A question we often receive by our customers is which colour of shoe cream to choose. Our 1925 Cream is now available in 14 different colours, so for sure there will be the right colour for your shoes!
In this article we would like to explain to you a little bit how the colour of smooth leather shoes is created and how this colour can be maintained or even altered if desired.
To begin with, let’s have a look at how the leather of shoes is made. In the tannery where the raw hides are transferred into the leather from which your shoes are made, several tanning agents and other products are used that will then determine the look of the leather.
But not only in the tannery, also at a later stage in the shoe factory, products are applied to the leather that then give it the look your shoes have when you buy them.
A very common thing in the shoe industry is, that the leather is bought as an unfinished leather, often referred to as “Crust” leather and the actual finishing is then done by the shoe producer once the shoe is made.
This step is called „antiquing“ or “finishing” and is done using high pigment pastes that change the appearance of the shoe quite drastically to its then finished look.
In the photo on the right you can see what the shoes look like before they are antiqued or finished. The colour of the leather is much lighter than it will be on the finished shoe.
Shoe producers do this to have better control over the final look of a shoe and can also achieve a greater variety of colours from the same type of leather. Sometimes the antiquing is even used to cover up minor flaws in the leather.
On the left you can see how the antiquing paste is applied and how this starts to change the colour of the shoe to a darker shade of brown. These creams do penetrate the leather and dye them quite persistently but a great amount of the used cream sits on top of the leather and can over time be removed by wearing the shoes.

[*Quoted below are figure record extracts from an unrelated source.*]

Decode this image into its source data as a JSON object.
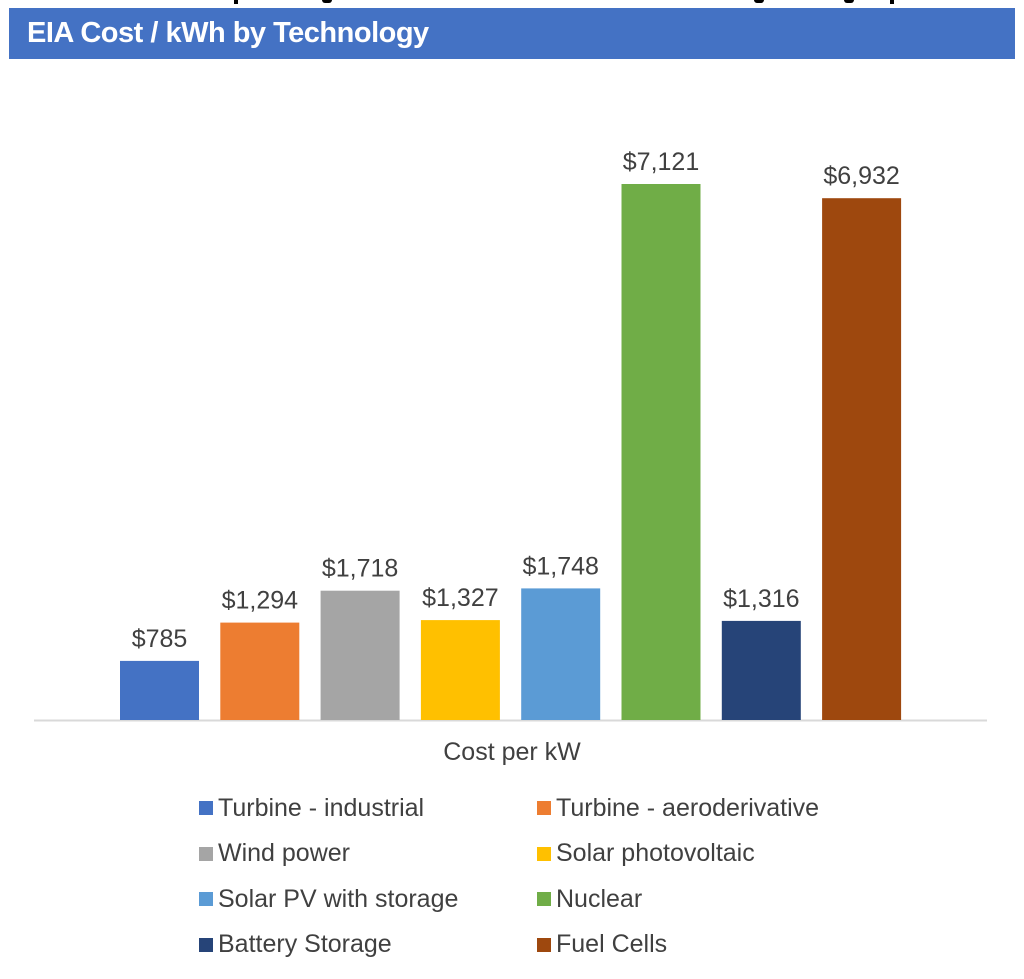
{
  "header": {
    "title": "EIA Cost / kWh by Technology",
    "banner_color": "#4472c4"
  },
  "chart_data": {
    "type": "bar",
    "title": "EIA Cost / kWh by Technology",
    "xlabel": "Cost per kW",
    "ylabel": "",
    "ylim": [
      0,
      7121
    ],
    "grid": false,
    "legend_position": "bottom",
    "categories": [
      "Cost per kW"
    ],
    "series": [
      {
        "name": "Turbine - industrial",
        "values": [
          785
        ],
        "label": "$785",
        "color": "#4472c4"
      },
      {
        "name": "Turbine - aeroderivative",
        "values": [
          1294
        ],
        "label": "$1,294",
        "color": "#ed7d31"
      },
      {
        "name": "Wind power",
        "values": [
          1718
        ],
        "label": "$1,718",
        "color": "#a5a5a5"
      },
      {
        "name": "Solar photovoltaic",
        "values": [
          1327
        ],
        "label": "$1,327",
        "color": "#ffc000"
      },
      {
        "name": "Solar PV with storage",
        "values": [
          1748
        ],
        "label": "$1,748",
        "color": "#5b9bd5"
      },
      {
        "name": "Nuclear",
        "values": [
          7121
        ],
        "label": "$7,121",
        "color": "#70ad47"
      },
      {
        "name": "Battery Storage",
        "values": [
          1316
        ],
        "label": "$1,316",
        "color": "#264478"
      },
      {
        "name": "Fuel Cells",
        "values": [
          6932
        ],
        "label": "$6,932",
        "color": "#9e480e"
      }
    ]
  }
}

Knowing that, we now can decide which colour is the right one for your shoes. Let’s say you’ve just bought a nice pair of shoes in a mid brown colour. The intuitive choice would be to use our 1925 Cream in Medium Brown or Parisian Brown which is a great choice. After a while you might find that the shoes become a bit lighter in colour from wearing them and exposing them to the weather.This change of colour is caused by the original antiquing paste being slowly removed.
To make up for that, just use our 1925 Cream in Dark Brown to revive the initial antiquing effect and maintain the look of your shoes when you bought them. Therefore it is recommended to have our 1925 Cream in a slightly darker shade as an addition in your shoe care kit.
Burgundy and Bordeaux coloured shoes are often made from a leather that is a much lighter and brighter shade of red and are then treated with a black antiquing paste.
If you find that your burgundy shoes start to get a bit lighter in colour and you want to keep them in a more subtle shade of red, apply a little amount of black cream and you will find that you can control the shade of red very nicely using darker creams.
But what if you would like your shoes to be a slightly lighter shade than they originally were? No problem, but we have to take one additional step before applying the cream in the desired colour. You can use our plant based Cleaner to strip the original antiquing and reveal the lighter leather underneath. Because the 1925 Cream contains real pigments that penetrate and dye the leather we can now change the shade of the shoe to our desired shade. Please be aware that this only works on leather that has been antiqued like you find it on most Goodyear-welted shoes of decent quality. Some shoes might be made from a leather that has a coating which doesn’t allow the colour to be changed.
This is to show you the great possibilities when using our 1925 Cream that contains natural turpentine and real colour pigments. Since the majority of the premium shoe manufacturers use Saphir products to finish their shoes, you can maintain the original finish with the very same products by choosing Saphir. With a little practice you will get great control over the shade of colour your shoes have.